Sunday, April 03, 2005

Baby Boomer



The Opening Night starter for your World Champion Boston Red Sox, approximately 200 victories and 200 cases of Coors ago . . .

I'll probably jinx him by predicting this, but I remain confident in my hunch that David Wells will outpitch Randy Johnson tonight.

A Wells masterpiece just seems a likely plot twist in this Red Sox-Yankees drama, one in which the unexpected often becomes the reality. And believe me, from what I've been hearing during tonight's pregame hypefests, a Wells/BoSox victory is certainly unexpected.

While the "Baseball Tonight" doofs spend all their adjectives on praising Johnson, New York's favorite stork, it's almost as if Wells's participation in this game is an afterthought.

His role in Chapter 1, Vol. 102, of the Sox-Yankees saga should not be so easily dismissed.

Consider: Wells wants to stick it to the Yankees, who rebuffed him after he indicated a desire to return as a free agent this past offseason, telling him they wanted to get younger, then trading for the 41-year-old Johnson. (Hey, he is younger.)

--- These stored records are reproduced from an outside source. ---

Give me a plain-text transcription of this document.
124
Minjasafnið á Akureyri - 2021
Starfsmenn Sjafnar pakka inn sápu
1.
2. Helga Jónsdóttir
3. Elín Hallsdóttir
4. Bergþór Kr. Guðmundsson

And if there's anything he's proven in his 18-year career - other than that a hangover can be a precursor to perfection - it's that a vindictive Boomer is an effective Boomer. That Wells - a Babe Ruth aficionado who wears the No. 3 in tribute to The Bambino - ended up in Boston only adds to tonight's countless subplots.

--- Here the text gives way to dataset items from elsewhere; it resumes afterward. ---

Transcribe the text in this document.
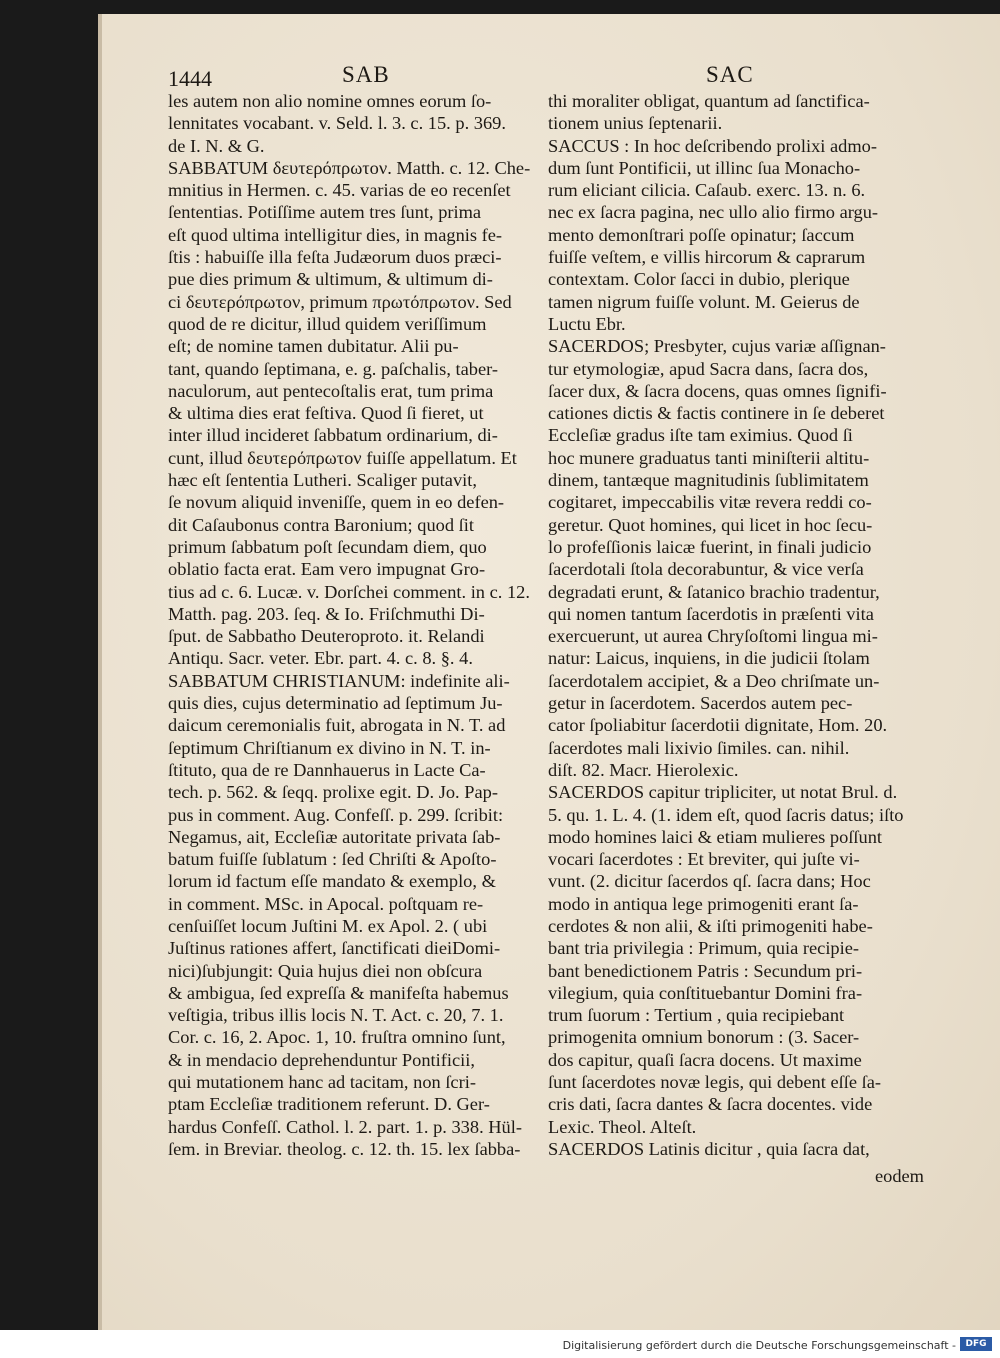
1444	SAB	SAC
les autem non alio nomine omnes eorum ſo-
lennitates vocabant. v. Seld. l. 3. c. 15. p. 369.
de I. N. & G.
SABBATUM δευτερόπρωτον. Matth. c. 12. Che-
mnitius in Hermen. c. 45. varias de eo recenſet
ſententias. Potiſſime autem tres ſunt, prima
eſt quod ultima intelligitur dies, in magnis fe-
ſtis : habuiſſe illa feſta Judæorum duos præci-
pue dies primum & ultimum, & ultimum di-
ci δευτερόπρωτον, primum πρωτόπρωτον. Sed
quod de re dicitur, illud quidem veriſſimum
eſt; de nomine tamen dubitatur. Alii pu-
tant, quando ſeptimana, e. g. paſchalis, taber-
naculorum, aut pentecoſtalis erat, tum prima
& ultima dies erat feſtiva. Quod ſi fieret, ut
inter illud incideret ſabbatum ordinarium, di-
cunt, illud δευτερόπρωτον fuiſſe appellatum. Et
hæc eſt ſententia Lutheri. Scaliger putavit,
ſe novum aliquid inveniſſe, quem in eo defen-
dit Caſaubonus contra Baronium; quod ſit
primum ſabbatum poſt ſecundam diem, quo
oblatio facta erat. Eam vero impugnat Gro-
tius ad c. 6. Lucæ. v. Dorſchei comment. in c. 12.
Matth. pag. 203. ſeq. & Io. Friſchmuthi Di-
ſput. de Sabbatho Deuteroproto. it. Relandi
Antiqu. Sacr. veter. Ebr. part. 4. c. 8. §. 4.
SABBATUM CHRISTIANUM: indefinite ali-
quis dies, cujus determinatio ad ſeptimum Ju-
daicum ceremonialis fuit, abrogata in N. T. ad
ſeptimum Chriſtianum ex divino in N. T. in-
ſtituto, qua de re Dannhauerus in Lacte Ca-
tech. p. 562. & ſeqq. prolixe egit. D. Jo. Pap-
pus in comment. Aug. Confeſſ. p. 299. ſcribit:
Negamus, ait, Eccleſiæ autoritate privata ſab-
batum fuiſſe ſublatum : ſed Chriſti & Apoſto-
lorum id factum eſſe mandato & exemplo, &
in comment. MSc. in Apocal. poſtquam re-
cenſuiſſet locum Juſtini M. ex Apol. 2. ( ubi
Juſtinus rationes affert, ſanctificati dieiDomi-
nici)ſubjungit: Quia hujus diei non obſcura
& ambigua, ſed expreſſa & manifeſta habemus
veſtigia, tribus illis locis N. T. Act. c. 20, 7. 1.
Cor. c. 16, 2. Apoc. 1, 10. fruſtra omnino ſunt,
& in mendacio deprehenduntur Pontificii,
qui mutationem hanc ad tacitam, non ſcri-
ptam Eccleſiæ traditionem referunt. D. Ger-
hardus Confeſſ. Cathol. l. 2. part. 1. p. 338. Hül-
ſem. in Breviar. theolog. c. 12. th. 15. lex ſabba-
thi moraliter obligat, quantum ad ſanctifica-
tionem unius ſeptenarii.
SACCUS : In hoc deſcribendo prolixi admo-
dum ſunt Pontificii, ut illinc ſua Monacho-
rum eliciant cilicia. Caſaub. exerc. 13. n. 6.
nec ex ſacra pagina, nec ullo alio firmo argu-
mento demonſtrari poſſe opinatur; ſaccum
fuiſſe veſtem, e villis hircorum & caprarum
contextam. Color ſacci in dubio, plerique
tamen nigrum fuiſſe volunt. M. Geierus de
Luctu Ebr.
SACERDOS; Presbyter, cujus variæ aſſignan-
tur etymologiæ, apud Sacra dans, ſacra dos,
ſacer dux, & ſacra docens, quas omnes ſignifi-
cationes dictis & factis continere in ſe deberet
Eccleſiæ gradus iſte tam eximius. Quod ſi
hoc munere graduatus tanti miniſterii altitu-
dinem, tantæque magnitudinis ſublimitatem
cogitaret, impeccabilis vitæ revera reddi co-
geretur. Quot homines, qui licet in hoc ſecu-
lo profeſſionis laicæ fuerint, in finali judicio
ſacerdotali ſtola decorabuntur, & vice verſa
degradati erunt, & ſatanico brachio tradentur,
qui nomen tantum ſacerdotis in præſenti vita
exercuerunt, ut aurea Chryſoſtomi lingua mi-
natur: Laicus, inquiens, in die judicii ſtolam
ſacerdotalem accipiet, & a Deo chriſmate un-
getur in ſacerdotem. Sacerdos autem pec-
cator ſpoliabitur ſacerdotii dignitate, Hom. 20.
ſacerdotes mali lixivio ſimiles. can. nihil.
diſt. 82. Macr. Hierolexic.
SACERDOS capitur tripliciter, ut notat Brul. d.
5. qu. 1. L. 4. (1. idem eſt, quod ſacris datus; iſto
modo homines laici & etiam mulieres poſſunt
vocari ſacerdotes : Et breviter, qui juſte vi-
vunt. (2. dicitur ſacerdos qſ. ſacra dans; Hoc
modo in antiqua lege primogeniti erant ſa-
cerdotes & non alii, & iſti primogeniti habe-
bant tria privilegia : Primum, quia recipie-
bant benedictionem Patris : Secundum pri-
vilegium, quia conſtituebantur Domini fra-
trum ſuorum : Tertium , quia recipiebant
primogenita omnium bonorum : (3. Sacer-
dos capitur, quaſi ſacra docens. Ut maxime
ſunt ſacerdotes novæ legis, qui debent eſſe ſa-
cris dati, ſacra dantes & ſacra docentes. vide
Lexic. Theol. Alteſt.
SACERDOS Latinis dicitur , quia ſacra dat,
eodem
Digitalisierung gefördert durch die Deutsche Forschungsgemeinschaft -	DFG
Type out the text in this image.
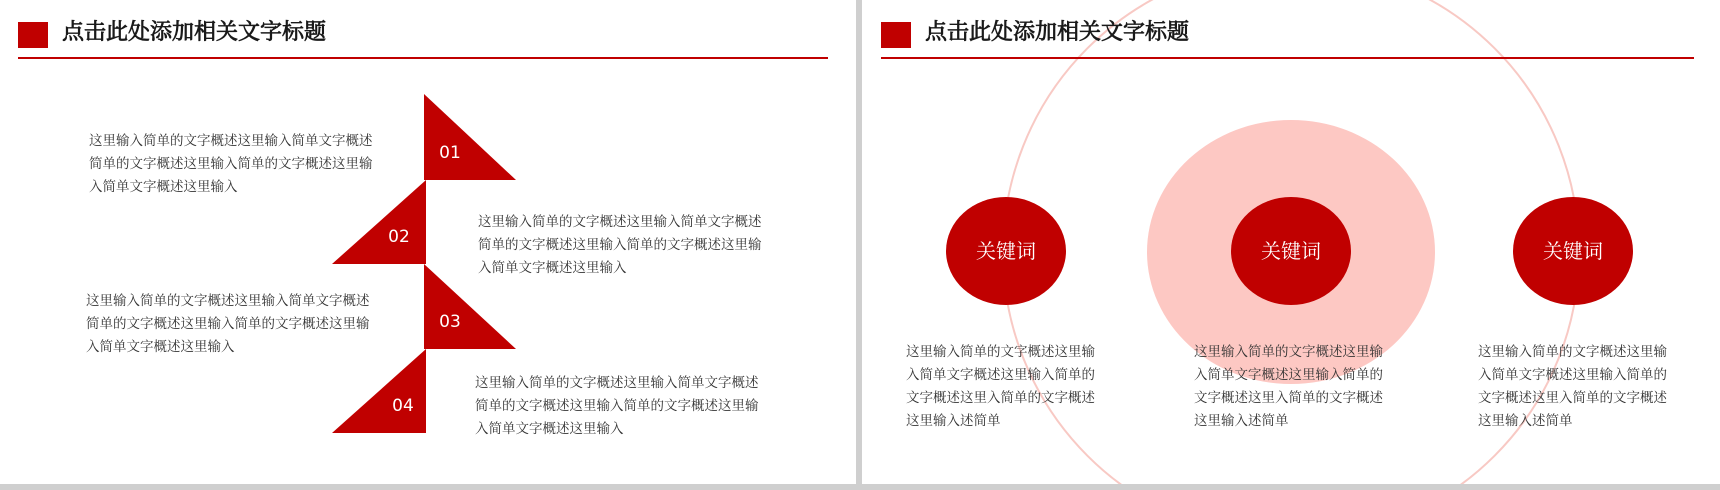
点击此处添加相关文字标题
01
02
03
04
这里输入简单的文字概述这里输入简单文字概述简单的文字概述这里输入简单的文字概述这里输入简单文字概述这里输入
这里输入简单的文字概述这里输入简单文字概述简单的文字概述这里输入简单的文字概述这里输入简单文字概述这里输入
这里输入简单的文字概述这里输入简单文字概述简单的文字概述这里输入简单的文字概述这里输入简单文字概述这里输入
这里输入简单的文字概述这里输入简单文字概述简单的文字概述这里输入简单的文字概述这里输入简单文字概述这里输入
关键词	关键词	关键词
点击此处添加相关文字标题
这里输入简单的文字概述这里输入简单文字概述这里输入简单的文字概述这里入简单的文字概述这里输入述简单
这里输入简单的文字概述这里输入简单文字概述这里输入简单的文字概述这里入简单的文字概述这里输入述简单
这里输入简单的文字概述这里输入简单文字概述这里输入简单的文字概述这里入简单的文字概述这里输入述简单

Further, he always has been at ease in the spotlight, and the same can't be said for Mr. Don't Talk Back To Me in the other dugout. Considering that this is the nationally-televised opener between the most bitter rivals in sports, the spotlight doesn't get much brighter than it will be tonight.

It's Boomer's kind of show. I expect him to command the stage.

(Now excuse me while I cross my fingers and pray he doesn't get lit up like his first name is Byung-Hyun.)


Update, 12:48 a.m. Monday: Tonight's final: New York 9, Boston 2. Johnson was everything Yankee fans hoped. So was Wells, who pitched 4 1/3 sloppy innings, allowing 10 hits and four runs while staking an early claim to the Ramiro Mendoza Embedded Yankee Trophy. My point: You should consider this post Example 9,280,983 that I am a glue-sniffing assclown. I knew I shouldn't have skipped my shock therapy yesterday.

Anyway, I'll post something new on the game later today. In the meantime, this diehard will be clamping himself to the Toyota's DieHard, just to avoid any more delusional hunches.